Três décadas de trabalho do observatório orbital “Hubble” (Telescópio Espacial Hubble) tornaram possível estimar com alta precisão a taxa de expansão do nosso Universo. Isso levou a novas teorias em astronomia e física, incluindo a noção de energia escura, uma força desconhecida que separa a matéria no universo. Parece que começamos a entender como esse mundo funciona. Mas isso acabou por estar longe de ser o caso.
Fonte da imagem: NASA
O fato do Universo em expansão foi descoberto e estudado há cerca de cem anos. Uma das tarefas do telescópio orbital Hubble foi o estudo de “marcos” no espaço – primeiro Cefeidas e depois supernovas do tipo Ia. As cefeidas e as supernovas do tipo Ia são bem estudadas do ponto de vista da física dos processos, o que as torna uma espécie de farol no Universo. Os astrônomos podem facilmente e com a maior precisão determinar a distância desses objetos e criar um mapa dinâmico do Universo com base nesses dados.
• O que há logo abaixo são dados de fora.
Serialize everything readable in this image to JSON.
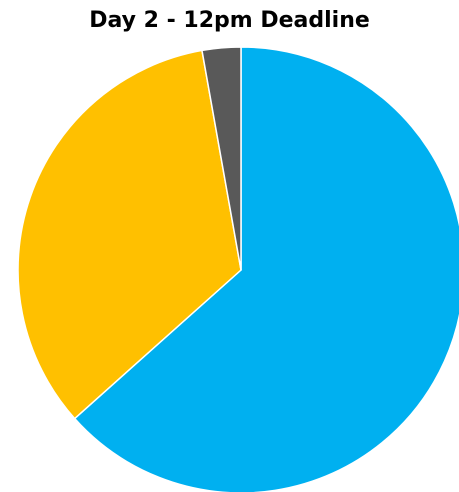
{
  "chart_data": {
    "type": "pie",
    "title": "Day 2 - 12pm Deadline",
    "start_angle_deg": 0,
    "direction": "clockwise",
    "legend": "none",
    "slices": [
      {
        "value": 63.4,
        "color": "#00b0f0"
      },
      {
        "value": 33.8,
        "color": "#ffc000"
      },
      {
        "value": 2.8,
        "color": "#595959"
      }
    ]
  }
}
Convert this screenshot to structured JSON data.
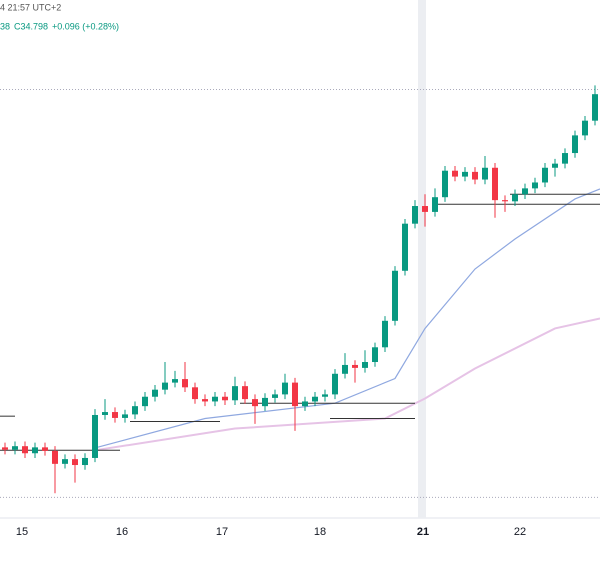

O estudo das Cefeidas por Hubble permitiu em meados dos anos 90 do século passado determinar a constante de Hubble com um erro ligeiramente superior a 10%. A constante de Hubble é um coeficiente que permite relacionar a distância de um objeto no universo com sua velocidade. No final dos anos 90, esse número era de 72 km/s mais ou menos 8 km/s. por megaparsec. Após a modernização das câmeras do Hubble, em 2010 novas medições começaram, algumas das quais foram realizadas pela associação SH0ES. A equipe reanalisou todos os dados do Hubble de mais de 1.000 órbitas e fez novas medições – cerca de 40 supernovas Tipo Ia no total.
A equipe SH0ES quase dobrou o número de marcos no universo observável, o que possibilitou refinar o valor da constante de Hubble para quase 1% de erro, ou até 73 km/s mais ou menos 1 km/s. por megaparsec. Os astrônomos têm certeza de que não pode haver engano, e há um problema com isso.
O fato é que o projeto Planck para observar a relíquia de fundo cósmico em micro-ondas remanescente de eventos no Universo há 13,8 bilhões de anos dá um valor diferente para a constante de Hubble no Universo primitivo, ou seja, 67,5 km/s mais ou menos 0,5 km /s por megaparsec. Ambos os números são derivados de dados observados e representam o resultado correto com alta probabilidade. Isso significa que a física dos processos no Universo primitivo e no nosso é visivelmente diferente, mas até agora não há explicação para isso. Para os cientistas, tais contradições são a coisa mais excitante da ciência, um desafio que deve ser respondido com o poder da razão.